One known danger to the right whales is human. The
creatures migrate from the coast of Nova Scotia and New Brunswick to northern
Florida, along some of the world's busiest shipping lanes and commercial
fishing grounds. The New England Aquarium estimates 62
per cent of right whales show scars that indicate they've been entangled in
fishing gear. Collisions with large ships have accounted for at least 16 of the
45 known right whale deaths in the last 30 years. Last
summer, a ship strike killed a grandmother right whale named Staccato.

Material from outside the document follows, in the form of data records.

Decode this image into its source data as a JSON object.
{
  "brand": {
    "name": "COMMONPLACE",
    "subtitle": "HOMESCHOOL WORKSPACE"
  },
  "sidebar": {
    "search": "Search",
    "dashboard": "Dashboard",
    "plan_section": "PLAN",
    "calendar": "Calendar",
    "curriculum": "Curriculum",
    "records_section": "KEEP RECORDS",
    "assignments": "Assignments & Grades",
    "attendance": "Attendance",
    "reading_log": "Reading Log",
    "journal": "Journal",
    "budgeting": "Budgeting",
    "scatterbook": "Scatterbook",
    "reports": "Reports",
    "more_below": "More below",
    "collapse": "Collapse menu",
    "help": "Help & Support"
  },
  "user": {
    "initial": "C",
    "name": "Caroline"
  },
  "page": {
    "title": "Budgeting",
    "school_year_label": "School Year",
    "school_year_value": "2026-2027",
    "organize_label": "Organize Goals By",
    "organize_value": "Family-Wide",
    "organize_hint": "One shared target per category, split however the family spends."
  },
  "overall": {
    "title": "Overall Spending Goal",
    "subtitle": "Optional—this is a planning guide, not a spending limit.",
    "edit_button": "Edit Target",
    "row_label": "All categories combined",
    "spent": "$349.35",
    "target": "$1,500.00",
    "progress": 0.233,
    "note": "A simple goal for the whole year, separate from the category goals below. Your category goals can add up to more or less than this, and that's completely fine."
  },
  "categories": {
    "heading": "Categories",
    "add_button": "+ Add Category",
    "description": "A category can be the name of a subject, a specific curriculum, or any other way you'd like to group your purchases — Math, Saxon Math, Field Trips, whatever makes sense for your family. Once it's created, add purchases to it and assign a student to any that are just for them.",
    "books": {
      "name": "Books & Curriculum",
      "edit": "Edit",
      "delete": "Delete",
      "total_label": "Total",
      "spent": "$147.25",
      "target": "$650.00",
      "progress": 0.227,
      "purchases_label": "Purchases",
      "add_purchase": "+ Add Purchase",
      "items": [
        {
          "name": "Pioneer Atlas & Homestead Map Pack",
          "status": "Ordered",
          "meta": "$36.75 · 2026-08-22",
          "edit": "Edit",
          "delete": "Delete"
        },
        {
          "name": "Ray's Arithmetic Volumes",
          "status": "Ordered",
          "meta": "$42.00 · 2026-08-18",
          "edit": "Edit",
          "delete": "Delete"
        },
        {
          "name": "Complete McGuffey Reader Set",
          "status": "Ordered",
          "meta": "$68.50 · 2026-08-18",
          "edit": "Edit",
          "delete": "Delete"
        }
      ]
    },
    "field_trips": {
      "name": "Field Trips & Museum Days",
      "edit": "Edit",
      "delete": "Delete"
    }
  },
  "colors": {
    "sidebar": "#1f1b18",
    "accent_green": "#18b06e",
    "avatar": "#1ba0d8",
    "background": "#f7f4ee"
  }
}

Nevertheless, whale advocates are optimistic about the
species' prospects for survival. Progress is being made
in understanding the whales' physiology, habitat and genetic makeup, Mayo said.
He has new ideas for methods to disentangle the creatures and others are
proposing different fishing gear that may be less harmful to whales.
"There's clearly an extra amount of focus coming to
right whales," said Mayo, who was attending a conference of about a hundred
right whale researchers yesterday. "We're all operating
under the hope there is a possibility for the species to recover. "
Terry Frady, NMFS spokeswoman, said the bright side to
2030's death is the possibility researchers will find clues to why she never
apparently reproduced. As far as saving the whales, she
said: "We think there's progress being made."